Handle these four and your numbers will start agreeing with what you saw on the ladder — which is the moment your analysis becomes trustworthy.

The bottom line

Python turns Betfair price data into something you can learn from, repeatedly. The stack is small — pandas, betfairlightweight, matplotlib — and the most valuable work is descriptive, not predictive: understanding the shape of how your markets move, then checking strategies survive commission and slippage. Start with one historical market file, one DataFrame and one chart this weekend, build for repeatability from day one, and only move to modelling or the API once that first loop is second nature. If you do not yet code, our Excel templates get you analysing today.

Stay in the cluster: data & analytics pillar, data sources & APIs, historical data, Excel templates, R modelling, dashboards. Execution: Betfair API guide, building bots, commission.

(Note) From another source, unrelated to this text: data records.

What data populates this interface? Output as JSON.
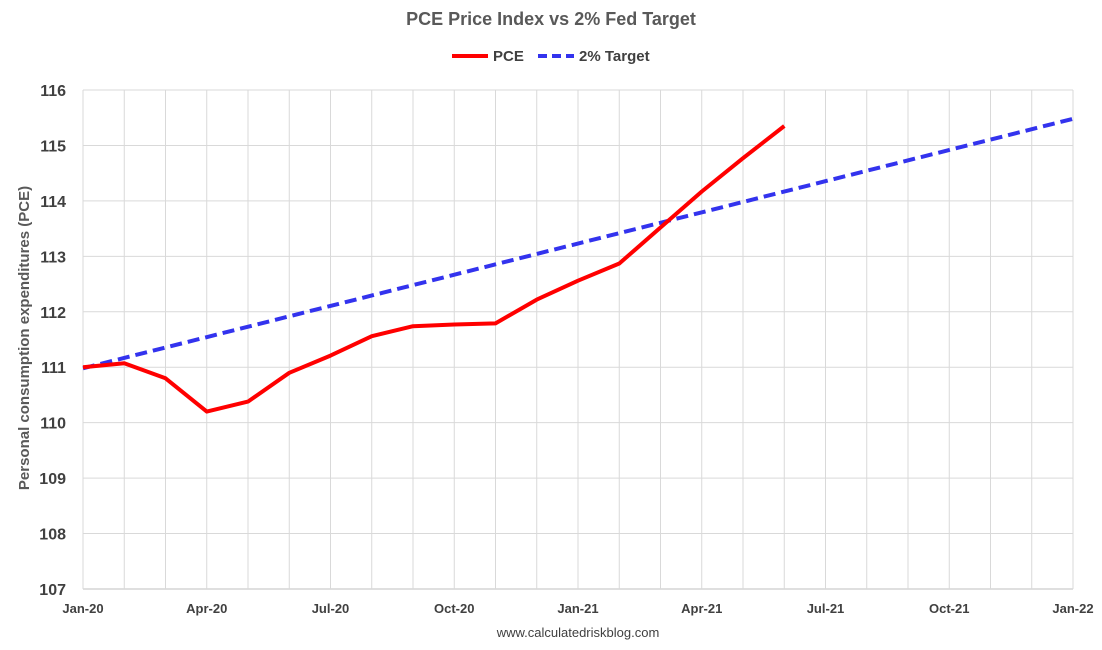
{
  "chart_data": {
    "type": "line",
    "title": "PCE Price Index vs 2% Fed Target",
    "xlabel": "",
    "ylabel": "Personal consumption expenditures (PCE)",
    "ylim": [
      107,
      116
    ],
    "yticks": [
      "107",
      "108",
      "109",
      "110",
      "111",
      "112",
      "113",
      "114",
      "115",
      "116"
    ],
    "xlim": [
      0,
      24
    ],
    "xticks": [
      {
        "pos": 0,
        "label": "Jan-20"
      },
      {
        "pos": 3,
        "label": "Apr-20"
      },
      {
        "pos": 6,
        "label": "Jul-20"
      },
      {
        "pos": 9,
        "label": "Oct-20"
      },
      {
        "pos": 12,
        "label": "Jan-21"
      },
      {
        "pos": 15,
        "label": "Apr-21"
      },
      {
        "pos": 18,
        "label": "Jul-21"
      },
      {
        "pos": 21,
        "label": "Oct-21"
      },
      {
        "pos": 24,
        "label": "Jan-22"
      }
    ],
    "grid": "vertical-monthly-and-horizontal",
    "legend_position": "top-center",
    "series": [
      {
        "name": "PCE",
        "color": "#ff0000",
        "style": "solid",
        "x": [
          0,
          1,
          2,
          3,
          4,
          5,
          6,
          7,
          8,
          9,
          10,
          11,
          12,
          13,
          14,
          15,
          16,
          17
        ],
        "values": [
          111.0,
          111.07,
          110.8,
          110.2,
          110.38,
          110.9,
          111.21,
          111.56,
          111.74,
          111.77,
          111.79,
          112.22,
          112.56,
          112.87,
          113.52,
          114.17,
          114.77,
          115.35
        ]
      },
      {
        "name": "2% Target",
        "color": "#3333ee",
        "style": "dashed",
        "x": [
          0,
          24
        ],
        "values": [
          110.98,
          115.48
        ]
      }
    ],
    "source": "www.calculatedriskblog.com"
  }
}
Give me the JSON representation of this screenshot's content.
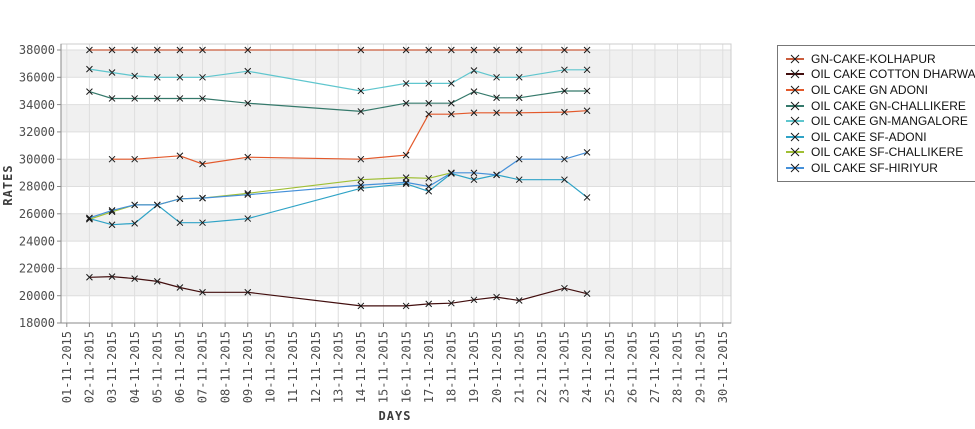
{
  "page": {
    "background": "#ffffff"
  },
  "chart_data": {
    "type": "line",
    "title": "",
    "xlabel": "DAYS",
    "ylabel": "RATES",
    "grid": true,
    "legend_position": "top-right",
    "plot_band_fill": "#f0f0f0",
    "gray_band_tops": [
      38000,
      34000,
      30000,
      26000,
      22000
    ],
    "y_axis": {
      "min": 18000,
      "max": 38000,
      "tick_step": 2000,
      "ticks": [
        38000,
        36000,
        34000,
        32000,
        30000,
        28000,
        26000,
        24000,
        22000,
        20000,
        18000
      ]
    },
    "x_axis": {
      "tick_dates": [
        "01-11-2015",
        "02-11-2015",
        "03-11-2015",
        "04-11-2015",
        "05-11-2015",
        "06-11-2015",
        "07-11-2015",
        "08-11-2015",
        "09-11-2015",
        "10-11-2015",
        "11-11-2015",
        "12-11-2015",
        "13-11-2015",
        "14-11-2015",
        "15-11-2015",
        "16-11-2015",
        "17-11-2015",
        "18-11-2015",
        "19-11-2015",
        "20-11-2015",
        "21-11-2015",
        "22-11-2015",
        "23-11-2015",
        "24-11-2015",
        "25-11-2015",
        "26-11-2015",
        "27-11-2015",
        "28-11-2015",
        "29-11-2015",
        "30-11-2015"
      ]
    },
    "data_days": [
      2,
      3,
      4,
      5,
      6,
      7,
      9,
      14,
      16,
      17,
      18,
      19,
      20,
      21,
      23,
      24
    ],
    "data_dates": [
      "02-11-2015",
      "03-11-2015",
      "04-11-2015",
      "05-11-2015",
      "06-11-2015",
      "07-11-2015",
      "09-11-2015",
      "14-11-2015",
      "16-11-2015",
      "17-11-2015",
      "18-11-2015",
      "19-11-2015",
      "20-11-2015",
      "21-11-2015",
      "23-11-2015",
      "24-11-2015"
    ],
    "marker": {
      "shape": "x",
      "color": "#1a1a1a"
    },
    "series": [
      {
        "name": "GN-CAKE-KOLHAPUR",
        "color": "#cb5d3d",
        "values": [
          38000,
          38000,
          38000,
          38000,
          38000,
          38000,
          38000,
          38000,
          38000,
          38000,
          38000,
          38000,
          38000,
          38000,
          38000,
          38000
        ]
      },
      {
        "name": "OIL CAKE COTTON DHARWAD",
        "color": "#420e0e",
        "values": [
          21350,
          21400,
          21250,
          21050,
          20600,
          20250,
          20250,
          19250,
          19250,
          19400,
          19450,
          19700,
          19900,
          19650,
          20550,
          20150
        ]
      },
      {
        "name": "OIL CAKE GN ADONI",
        "color": "#e3592b",
        "values": [
          null,
          30000,
          30000,
          null,
          30250,
          29650,
          30150,
          30000,
          30300,
          33300,
          33300,
          33400,
          33400,
          33400,
          33450,
          33550
        ]
      },
      {
        "name": "OIL CAKE GN-CHALLIKERE",
        "color": "#35796b",
        "values": [
          34950,
          34450,
          34450,
          34450,
          34450,
          34450,
          34100,
          33500,
          34100,
          34100,
          34100,
          34950,
          34500,
          34500,
          35000,
          35000
        ]
      },
      {
        "name": "OIL CAKE GN-MANGALORE",
        "color": "#5fc6ce",
        "values": [
          36600,
          36350,
          36100,
          36000,
          36000,
          36000,
          36450,
          35000,
          35550,
          35550,
          35550,
          36500,
          36000,
          36000,
          36550,
          36550
        ]
      },
      {
        "name": "OIL CAKE SF-ADONI",
        "color": "#2fa3c6",
        "values": [
          25650,
          25200,
          25300,
          26650,
          25350,
          25350,
          25650,
          27870,
          28200,
          27650,
          28950,
          28500,
          28850,
          28500,
          28500,
          27200
        ]
      },
      {
        "name": "OIL CAKE SF-CHALLIKERE",
        "color": "#a0bf35",
        "values": [
          25600,
          26150,
          26650,
          26650,
          27100,
          27150,
          27500,
          28500,
          28650,
          28600,
          29000,
          null,
          null,
          null,
          null,
          null
        ]
      },
      {
        "name": "OIL CAKE SF-HIRIYUR",
        "color": "#4590d9",
        "values": [
          25700,
          26250,
          26650,
          26650,
          27100,
          27150,
          27400,
          28100,
          28300,
          28000,
          29000,
          29000,
          28850,
          30000,
          30000,
          30500
        ]
      }
    ]
  }
}
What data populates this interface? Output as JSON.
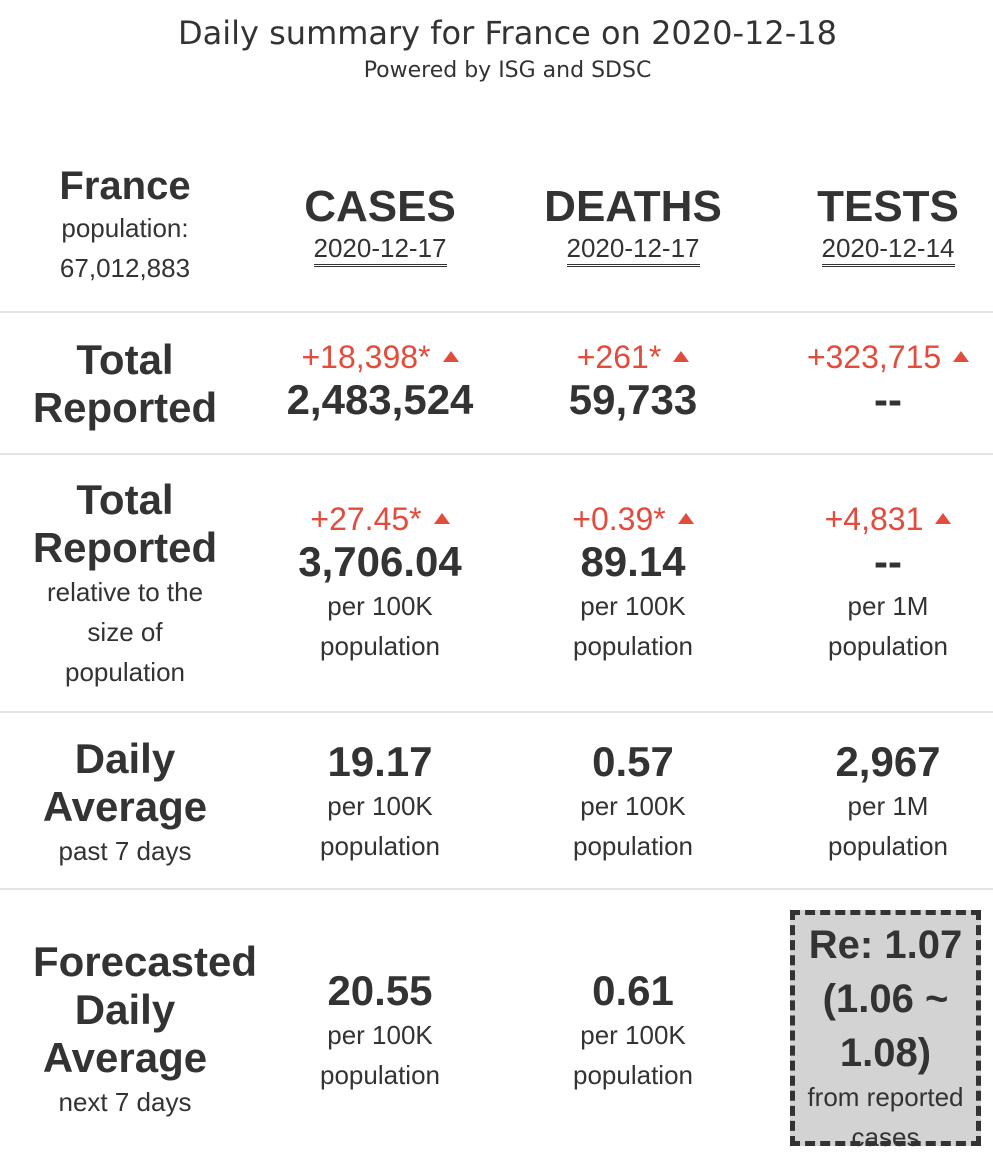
{
  "header": {
    "title": "Daily summary for France on 2020-12-18",
    "subtitle": "Powered by ISG and SDSC"
  },
  "country": {
    "name": "France",
    "population_label": "population:",
    "population": "67,012,883"
  },
  "columns": [
    {
      "label": "CASES",
      "date": "2020-12-17"
    },
    {
      "label": "DEATHS",
      "date": "2020-12-17"
    },
    {
      "label": "TESTS",
      "date": "2020-12-14"
    }
  ],
  "rows": {
    "total_reported": {
      "label_line1": "Total",
      "label_line2": "Reported",
      "cases": {
        "change": "+18,398*",
        "value": "2,483,524"
      },
      "deaths": {
        "change": "+261*",
        "value": "59,733"
      },
      "tests": {
        "change": "+323,715",
        "value": "--"
      }
    },
    "relative": {
      "label_line1": "Total",
      "label_line2": "Reported",
      "sub1": "relative to the",
      "sub2": "size of",
      "sub3": "population",
      "cases": {
        "change": "+27.45*",
        "value": "3,706.04",
        "unit1": "per 100K",
        "unit2": "population"
      },
      "deaths": {
        "change": "+0.39*",
        "value": "89.14",
        "unit1": "per 100K",
        "unit2": "population"
      },
      "tests": {
        "change": "+4,831",
        "value": "--",
        "unit1": "per 1M",
        "unit2": "population"
      }
    },
    "daily_average": {
      "label_line1": "Daily",
      "label_line2": "Average",
      "sub1": "past 7 days",
      "cases": {
        "value": "19.17",
        "unit1": "per 100K",
        "unit2": "population"
      },
      "deaths": {
        "value": "0.57",
        "unit1": "per 100K",
        "unit2": "population"
      },
      "tests": {
        "value": "2,967",
        "unit1": "per 1M",
        "unit2": "population"
      }
    },
    "forecast": {
      "label_line1": "Forecasted",
      "label_line2": "Daily",
      "label_line3": "Average",
      "sub1": "next 7 days",
      "cases": {
        "value": "20.55",
        "unit1": "per 100K",
        "unit2": "population"
      },
      "deaths": {
        "value": "0.61",
        "unit1": "per 100K",
        "unit2": "population"
      },
      "re": {
        "line1": "Re: 1.07",
        "line2": "(1.06 ~",
        "line3": "1.08)",
        "sub1": "from reported",
        "sub2": "cases"
      }
    }
  },
  "colors": {
    "text": "#333333",
    "increase": "#e34b3c",
    "re_box_bg": "#d3d3d3",
    "divider": "#e4e4e4"
  },
  "icons": {
    "increase": "triangle-up-icon"
  }
}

Frequently asked questions

Can you use Python to analyse Betfair data? Yes. Python is the most popular language for Betfair analysis because of pandas for data handling, the betfairlightweight library for the API and historical data, and matplotlib/seaborn for charts. You can analyse historical prices, model markets and even automate trades through the API.

What Python libraries do I need for Betfair analysis? The core stack is pandas (data manipulation), numpy (numerics), matplotlib or seaborn (visualisation), and betfairlightweight (Betfair API and historical-data parsing). For modelling you might add scikit-learn or statsmodels.

Where do I get historical Betfair data for Python? Betfair publishes downloadable historical price data, and there are third-party sources too. The files are typically streamed market data that betfairlightweight can parse into structured records. See our guide on where to get historical Betfair data.

Do I need to know how to code to analyse Betfair data? For Python specifically, yes — you need basic programming literacy. If you do not code, Excel-based analysis covers a surprising amount of ground; we have a separate guide on Excel Betfair templates. Python becomes worthwhile when your datasets outgrow a spreadsheet.

Is automated Betfair trading with Python legal? Using the official Betfair API to place bets programmatically is permitted under Betfair's terms, including via Python. You need an API key (app key) and to follow Betfair's data and rate-limit rules. Automating does not change the fact that trading carries risk.

What is the first Python project a Betfair trader should build? Load a historical market file, parse it into a pandas DataFrame, and chart the price of one runner over time against the moment the result was decided. It teaches the data shape, the API objects and basic visualisation in one small, useful project.